Text-mining for diverse review topics: preliminary analysis of a study comparing search strategies developed with and without text-mining tools

Presentation video:




Oral session: Searching and information retrieval (2)


Wednesday 23 October 2019 - 16:00 to 17:30


All authors in correct order:

Paynter R1, Erinoff E2, Featherstone R3, Lege-Matsuura J2, Voisin C4, Fiordalisi C1, Stoeger E1, Huppert J5, Adam G6
1 Agency for Healthcare Research and Quality, Effective Health Care Program, Scientific Resource Center, USA
2 ECRI Evidence-based Practice Center, USA
3 Cochrane Editorial & Methods Department, UK
4 RTI International-University of North Carolina Evidence-based Practice Center, USA
5 Agency for Healthcare Research and Quality, USA
6 Brown University Evidence-based Practice Center, USA
Presenting author and contact person

Presenting author:

Robin Paynter

Contact person:

Abstract text
Background: in an era of explosive growth in biomedical evidence, improving systematic review search processes is critical. Text-mining tools (TMT) are a potentially powerful resource to improve and streamline search strategy development.

Objectives: to compare the costs and benefits of searches with and without TMT. Specific questions include: 1) do TMT decrease the time spent developing strategies?;
2) do TMT identify groups of records that can be safely excluded?;
3) do TMT improve search performance?;
4) how does the performance of TMT for developing strategies compare for simple or complex review topics?

Methods: in this prospective study, we plan to include 10 systematic review projects, classified by topic as simple or complex. Each project's Information Specialist will use conventional methods to create the search strategy, and a paired Information Specialist will independently create a MEDLINE search strategy for the same review project using text-mining tools. All text-mining searches will be created using freely available TMT to ensure our research methods may be replicated across diverse settings and our findings may be relevant to all review producers. We will collect search results from both MEDLINE strategies, code and remove duplicates, and send the citations to the review team for screening. When the draft report is submitted, we will use its final list of included studies to calculate the sensitivity, specificity, precision, and Number Needed to Read (NNR) for both MEDLINE strategies. We will also track the time spent by Information Specialists to conduct each task in their search development process.

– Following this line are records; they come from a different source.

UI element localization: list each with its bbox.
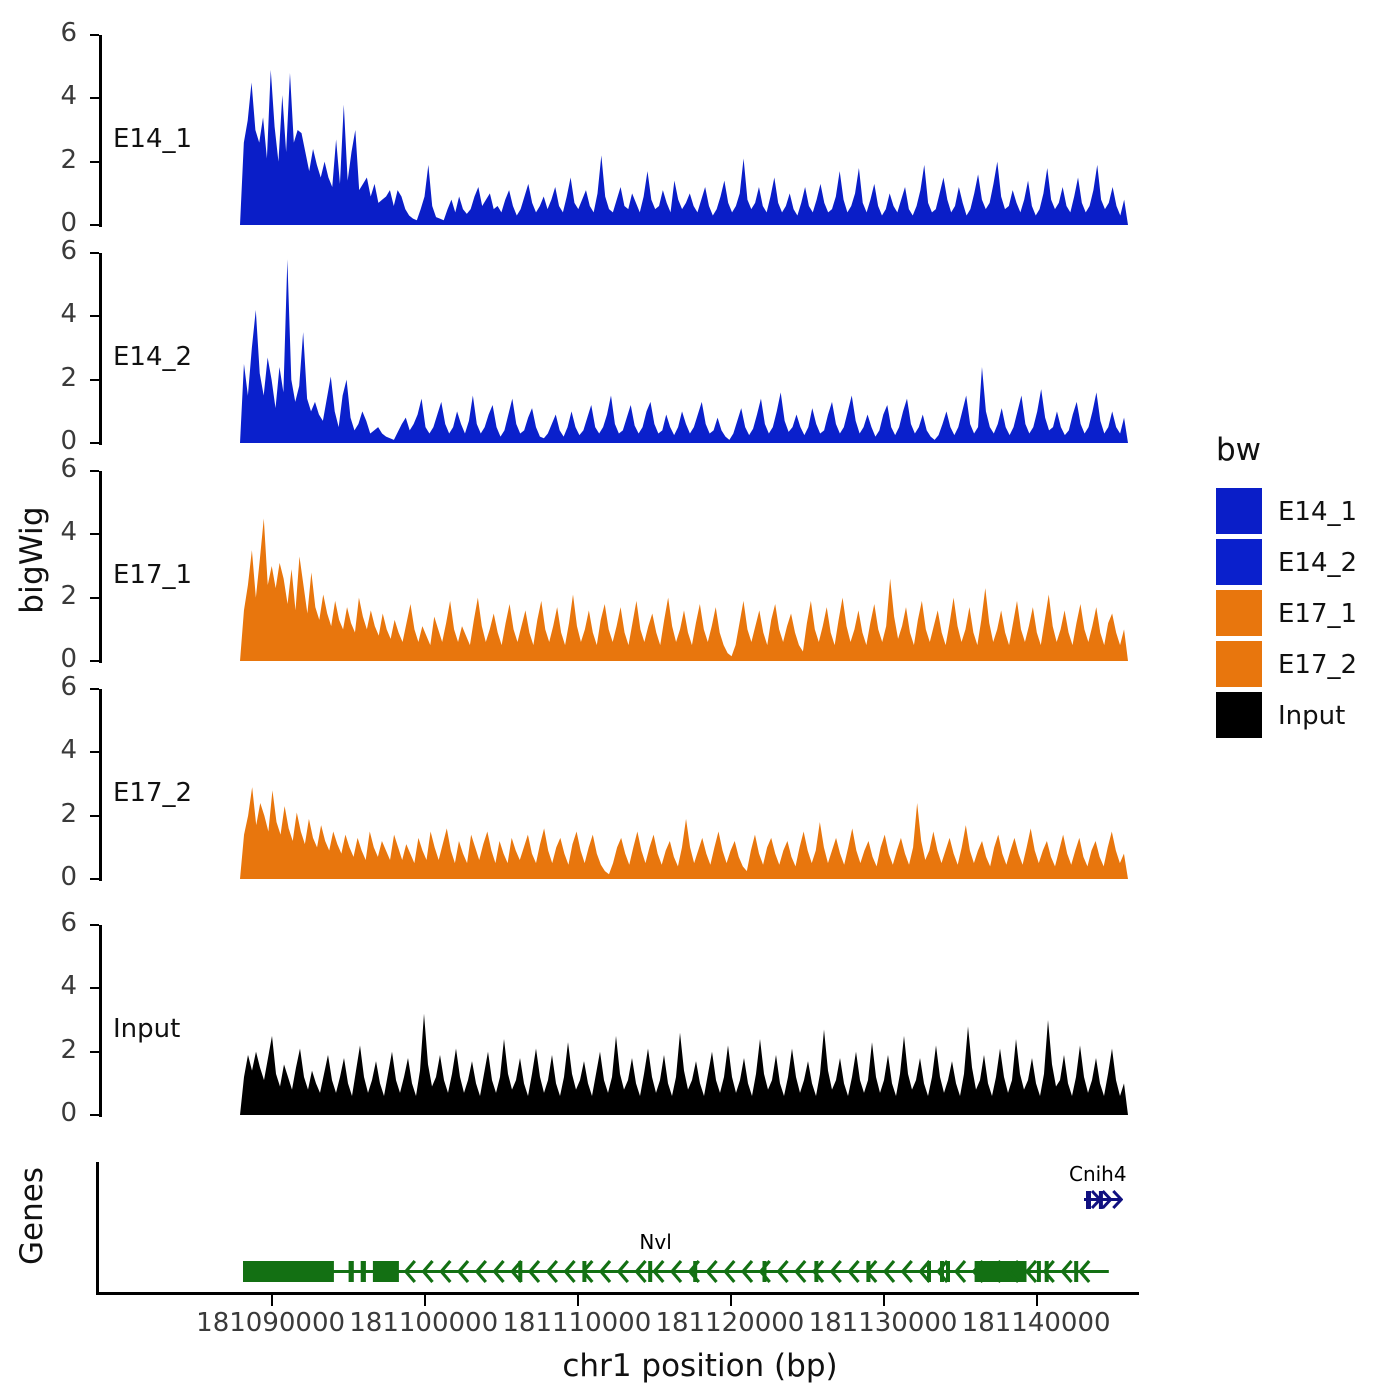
track-label-E14_2: E14_2 (113, 342, 192, 372)
y-tick-label-E14_2-4: 4 (7, 299, 77, 329)
y-tick-E17_2-0 (90, 878, 99, 880)
y-tick-E14_1-6 (90, 34, 99, 36)
track-label-E17_2: E17_2 (113, 778, 192, 808)
y-tick-label-Input-2: 2 (7, 1035, 77, 1065)
y-tick-E17_1-0 (90, 660, 99, 662)
track-label-E17_1: E17_1 (113, 560, 192, 590)
y-axis-line-E14_1 (99, 35, 102, 227)
y-tick-label-E14_2-6: 6 (7, 236, 77, 266)
y-tick-label-E14_1-4: 4 (7, 81, 77, 111)
x-tick-label-181140000: 181140000 (946, 1308, 1126, 1338)
signal-track-E14_1 (240, 35, 1128, 226)
legend-label-Input: Input (1278, 701, 1345, 731)
legend-swatch-E14_1 (1216, 488, 1262, 534)
legend-item-E14_1[interactable]: E14_1 (1216, 488, 1400, 536)
y-tick-label-E17_2-6: 6 (7, 672, 77, 702)
signal-track-E17_1 (240, 471, 1128, 662)
y-tick-label-E17_1-6: 6 (7, 454, 77, 484)
y-tick-Input-4 (90, 987, 99, 989)
x-tick-181130000 (883, 1295, 885, 1306)
y-tick-label-Input-6: 6 (7, 908, 77, 938)
y-axis-line-Input (99, 925, 102, 1117)
y-tick-label-E14_1-2: 2 (7, 145, 77, 175)
y-tick-E17_2-6 (90, 688, 99, 690)
y-tick-label-E17_1-0: 0 (7, 644, 77, 674)
x-axis-title: chr1 position (bp) (0, 1348, 1400, 1384)
y-tick-E14_2-6 (90, 252, 99, 254)
y-tick-Input-2 (90, 1051, 99, 1053)
gene-label-nvl: Nvl (596, 1230, 716, 1254)
y-axis-line-E17_1 (99, 471, 102, 663)
track-label-Input: Input (113, 1014, 180, 1044)
y-tick-label-Input-0: 0 (7, 1098, 77, 1128)
x-tick-181090000 (271, 1295, 273, 1306)
signal-track-E17_2 (240, 689, 1128, 880)
y-tick-E17_1-6 (90, 470, 99, 472)
y-tick-label-Input-4: 4 (7, 971, 77, 1001)
y-tick-Input-6 (90, 924, 99, 926)
legend-label-E17_2: E17_2 (1278, 650, 1357, 680)
y-tick-label-E14_2-2: 2 (7, 363, 77, 393)
y-tick-E17_1-4 (90, 533, 99, 535)
y-tick-label-E17_1-2: 2 (7, 581, 77, 611)
signal-track-E14_2 (240, 253, 1128, 444)
y-tick-label-E14_2-0: 0 (7, 426, 77, 456)
y-tick-label-E17_1-4: 4 (7, 517, 77, 547)
y-tick-E14_2-0 (90, 442, 99, 444)
legend-item-E17_1[interactable]: E17_1 (1216, 590, 1400, 638)
legend-label-E14_2: E14_2 (1278, 548, 1357, 578)
legend-title: bw (1216, 432, 1261, 468)
track-label-E14_1: E14_1 (113, 124, 192, 154)
legend-swatch-E17_2 (1216, 641, 1262, 687)
y-tick-E14_1-2 (90, 161, 99, 163)
x-tick-181140000 (1036, 1295, 1038, 1306)
gene-label-cnih4: Cnih4 (1038, 1162, 1158, 1186)
genes-axis-title: Genes (14, 1167, 50, 1265)
signal-track-Input (240, 925, 1128, 1116)
y-tick-label-E17_2-4: 4 (7, 735, 77, 765)
genes-axis-line (96, 1162, 99, 1292)
x-tick-181100000 (424, 1295, 426, 1306)
legend-swatch-Input (1216, 692, 1262, 738)
y-tick-E17_1-2 (90, 597, 99, 599)
legend-item-Input[interactable]: Input (1216, 692, 1400, 740)
x-tick-181110000 (577, 1295, 579, 1306)
legend-label-E14_1: E14_1 (1278, 497, 1357, 527)
y-tick-label-E14_1-6: 6 (7, 18, 77, 48)
gene-body-nvl[interactable] (243, 1255, 1113, 1293)
y-tick-E14_2-2 (90, 379, 99, 381)
legend-item-E14_2[interactable]: E14_2 (1216, 539, 1400, 587)
y-axis-line-E14_2 (99, 253, 102, 445)
legend-item-E17_2[interactable]: E17_2 (1216, 641, 1400, 689)
y-tick-label-E17_2-0: 0 (7, 862, 77, 892)
legend-label-E17_1: E17_1 (1278, 599, 1357, 629)
legend-swatch-E17_1 (1216, 590, 1262, 636)
y-tick-E14_1-4 (90, 97, 99, 99)
y-axis-line-E17_2 (99, 689, 102, 881)
y-tick-Input-0 (90, 1114, 99, 1116)
y-tick-E14_1-0 (90, 224, 99, 226)
y-tick-E17_2-4 (90, 751, 99, 753)
y-tick-label-E14_1-0: 0 (7, 208, 77, 238)
y-tick-E14_2-4 (90, 315, 99, 317)
gene-body-cnih4[interactable] (1084, 1187, 1124, 1217)
legend-swatch-E14_2 (1216, 539, 1262, 585)
x-tick-181120000 (730, 1295, 732, 1306)
y-tick-E17_2-2 (90, 815, 99, 817)
y-tick-label-E17_2-2: 2 (7, 799, 77, 829)
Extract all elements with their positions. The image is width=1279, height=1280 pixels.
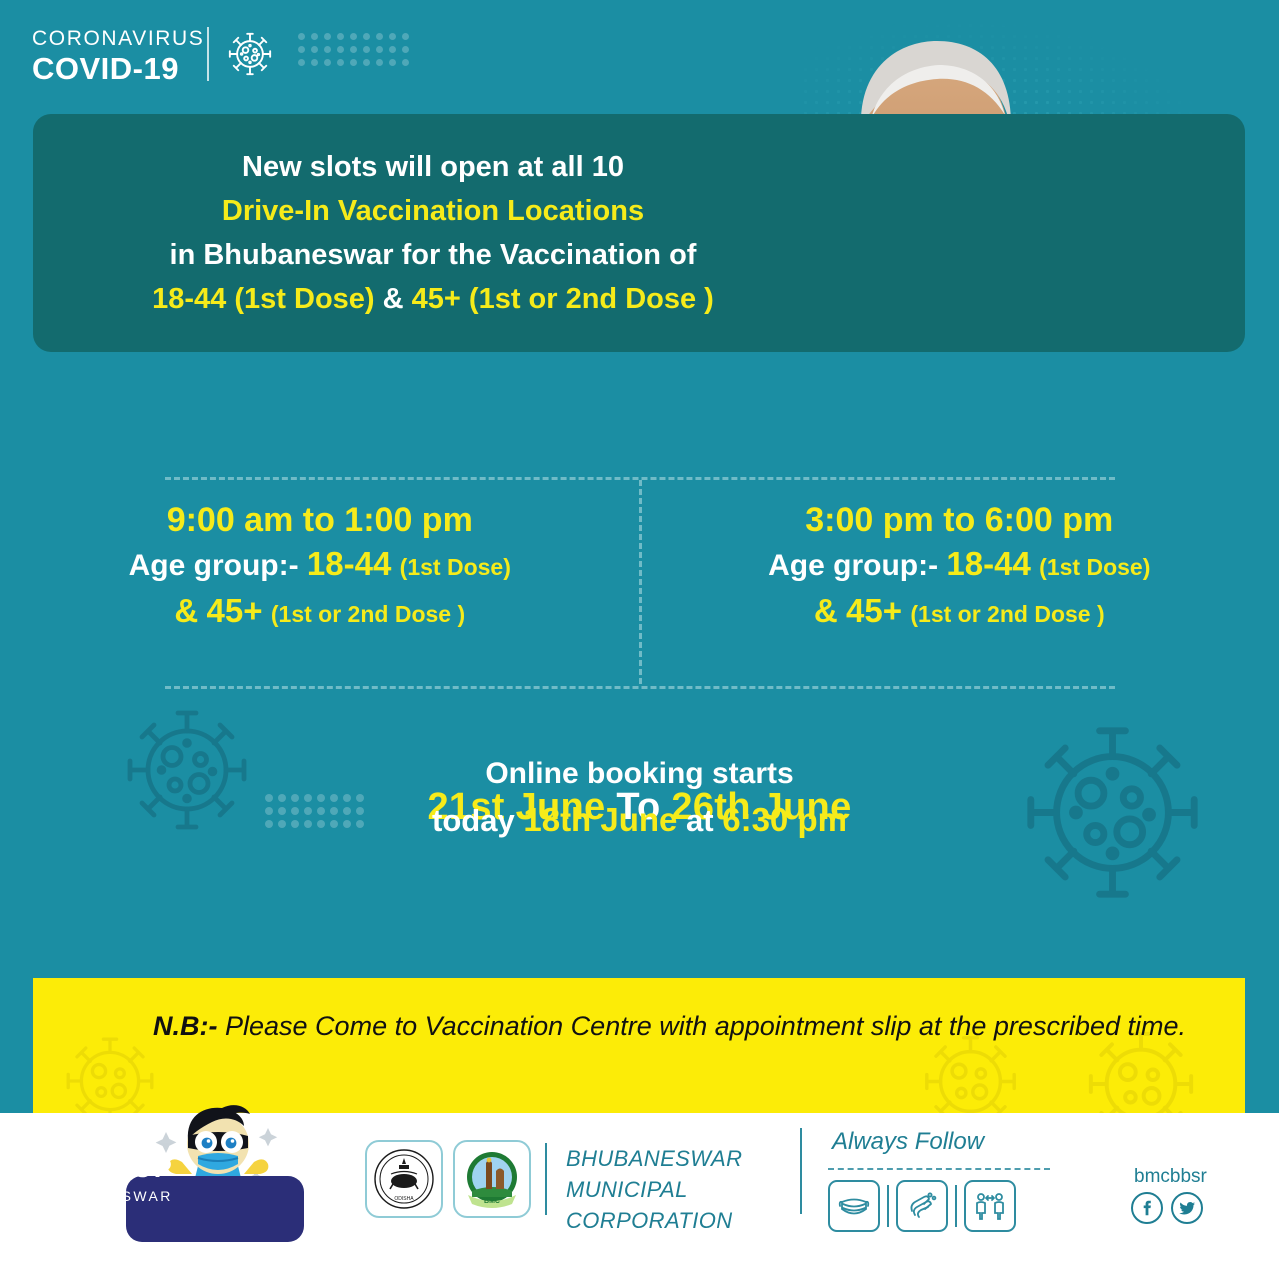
always-follow-title: Always Follow (832, 1128, 984, 1156)
booking-time: 6:30 pm (722, 801, 847, 838)
headline-line-4: 18-44 (1st Dose) & 45+ (1st or 2nd Dose … (152, 277, 714, 321)
slot-evening-age-primary-note: (1st Dose) (1039, 554, 1150, 580)
organization-line-3: CORPORATION (566, 1205, 742, 1236)
headline-text-block: New slots will open at all 10 Drive-In V… (33, 114, 833, 352)
footer-divider-bmc (545, 1143, 547, 1215)
maskup-subtitle: BHUBANESWAR (0, 1188, 210, 1204)
dot-grid-icon (298, 33, 415, 72)
face-mask-icon (828, 1180, 880, 1232)
organization-name: BHUBANESWAR MUNICIPAL CORPORATION (566, 1143, 742, 1237)
social-handle: bmcbbsr (1134, 1166, 1207, 1188)
organization-line-2: MUNICIPAL (566, 1174, 742, 1205)
bmc-crest-emblem: BMC (453, 1140, 531, 1218)
icon-separator (887, 1185, 889, 1227)
slot-columns: 9:00 am to 1:00 pm Age group:- 18-44 (1s… (0, 500, 1279, 680)
slot-evening-age-label: Age group:- (768, 549, 938, 582)
booking-notice: Online booking starts today 18th June at… (0, 752, 1279, 843)
slot-evening-age-line-1: Age group:- 18-44 (1st Dose) (640, 541, 1279, 588)
headline-dose-45-plus: 45+ (1st or 2nd Dose ) (412, 283, 714, 315)
note-prefix: N.B:- (153, 1011, 217, 1041)
virus-icon (222, 25, 278, 83)
slot-morning-age-line-2: & 45+ (1st or 2nd Dose ) (0, 588, 640, 635)
slot-morning-age-line-1: Age group:- 18-44 (1st Dose) (0, 541, 640, 588)
virus-watermark-nb-left (55, 1026, 165, 1113)
slot-evening-time: 3:00 pm to 6:00 pm (640, 500, 1279, 541)
icon-separator (955, 1185, 957, 1227)
slot-evening-age-primary: 18-44 (946, 545, 1030, 582)
maskup-title: MASK-UP (0, 1153, 210, 1184)
headline-line-1: New slots will open at all 10 (242, 145, 624, 189)
booking-line-2: today 18th June at 6:30 pm (0, 796, 1279, 844)
odisha-government-emblem: ODISHA (365, 1140, 443, 1218)
note-text: N.B:- Please Come to Vaccination Centre … (153, 1006, 1213, 1047)
headline-ampersand: & (383, 283, 404, 315)
brand-lockup: CORONAVIRUS COVID-19 (32, 28, 204, 84)
hand-wash-icon (896, 1180, 948, 1232)
slot-evening-age-secondary-note: (1st or 2nd Dose ) (910, 601, 1104, 627)
slot-morning: 9:00 am to 1:00 pm Age group:- 18-44 (1s… (0, 500, 640, 680)
covid-19-label: COVID-19 (32, 53, 204, 84)
slot-evening-age-secondary: 45+ (846, 592, 902, 629)
headline-line-2: Drive-In Vaccination Locations (222, 189, 644, 233)
slot-morning-age-secondary: 45+ (207, 592, 263, 629)
always-follow-icons (828, 1180, 1016, 1232)
slot-evening: 3:00 pm to 6:00 pm Age group:- 18-44 (1s… (640, 500, 1279, 680)
facebook-icon[interactable] (1131, 1192, 1163, 1224)
divider-bottom (165, 686, 1115, 689)
date-banner: 21st June To 26th June (0, 392, 1279, 454)
bmc-crest-caption: BMC (484, 1198, 500, 1205)
maskup-badge (126, 1176, 304, 1242)
organization-line-1: BHUBANESWAR (566, 1143, 742, 1174)
slot-morning-age-primary: 18-44 (307, 545, 391, 582)
booking-line-1: Online booking starts (0, 752, 1279, 796)
social-distancing-icon (964, 1180, 1016, 1232)
slot-morning-age-prefix: & (174, 592, 198, 629)
social-icons (1131, 1192, 1203, 1224)
svg-text:ODISHA: ODISHA (394, 1196, 414, 1202)
headline-dose-18-44: 18-44 (1st Dose) (152, 283, 374, 315)
header-divider (207, 27, 209, 81)
footer-divider-always-follow (800, 1128, 802, 1214)
slot-morning-age-label: Age group:- (129, 549, 299, 582)
note-banner: N.B:- Please Come to Vaccination Centre … (33, 978, 1245, 1113)
booking-today-word: today (432, 803, 515, 838)
slot-morning-age-primary-note: (1st Dose) (400, 554, 511, 580)
always-follow-dash (828, 1168, 1050, 1170)
slot-morning-age-secondary-note: (1st or 2nd Dose ) (271, 601, 465, 627)
note-body: Please Come to Vaccination Centre with a… (225, 1011, 1186, 1041)
slot-morning-time: 9:00 am to 1:00 pm (0, 500, 640, 541)
slot-evening-age-line-2: & 45+ (1st or 2nd Dose ) (640, 588, 1279, 635)
slot-evening-age-prefix: & (814, 592, 838, 629)
footer-edge-right (1245, 1090, 1279, 1113)
booking-date: 18th June (523, 801, 677, 838)
booking-at-word: at (686, 803, 714, 838)
headline-line-3: in Bhubaneswar for the Vaccination of (170, 233, 697, 277)
footer-edge-left (0, 1090, 33, 1113)
coronavirus-label: CORONAVIRUS (32, 28, 204, 49)
twitter-icon[interactable] (1171, 1192, 1203, 1224)
emblem-group: ODISHA BMC (365, 1140, 531, 1218)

We will analyze simple and complex topics separately to allow comparison.

Results: we will report the preliminary results from completed systematic reviews at the Colloquium.

Patient or healthcare consumer involvement: improvements to searching techniques positively affect the quality and efficiency of systematic review production, thereby providing better and more timely products on which consumers can base their healthcare decisions.